O CEO da bolsa, Adriano Zanella, afirmou que os bancos nem sequer revelaram que iam encerrar suas contas. O relatório diz:

“Adriano Zanella, CEO da Bitcoin Max, disse que em ambas as situações não houve comunicação formal dos bancos sobre o fechamento de contas. No caso do Banco do Brasil, Zanella afirma que ficou sabendo do bloqueio por intermédio do gerente de sua agência, quando “realizaria uma transferência eletrônica pelo banco”.

Esta não é a primeira vez que uma bolsa de criptomoedas no país vê o sistema judicial com uma instituição financeira. Em agosto, a bolsa brasileira Waltime venceu uma batalha judicial contra a Caixa Econômica Federal , um banco que congelou suas contas com mais de US $ 200 mil.

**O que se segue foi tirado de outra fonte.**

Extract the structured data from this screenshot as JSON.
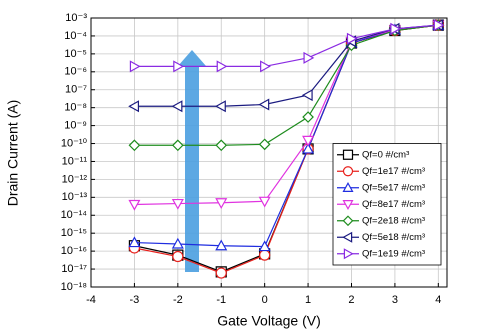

Como já é de conhecimento, as exchanges de criptomoedas no Brasil estão sob escrutínio. Em agosto, o governo enviou a eles um questionário de 14 pontos para saber mais sobre seus negócios, e no início deste mês o CADE, órgão de fiscalização antitruste do país, enviou-lhes outro questionário para enfrentar uma multa de US $ 25.000 .

Notavelmente, esses desenvolvimentos vieram em um momento em que a XP Investimentos, a maior empresa de investimentos do Brasil, está lançando sua troca de criptomoedas XDEX . No entanto, a maior bolsa de bitcoin do país, o Mercado Bitcoin, recentemente demitiu “pelo menos” 20 funcionários .

Fundos de investimento no país também receberam sinal verde para investir em moedas criptografadas como bitcoin, embora apenas indiretamente. Isso significa que eles não podem comprar bitcoins, mas podem adquirir derivativos e fundos estrangeiros.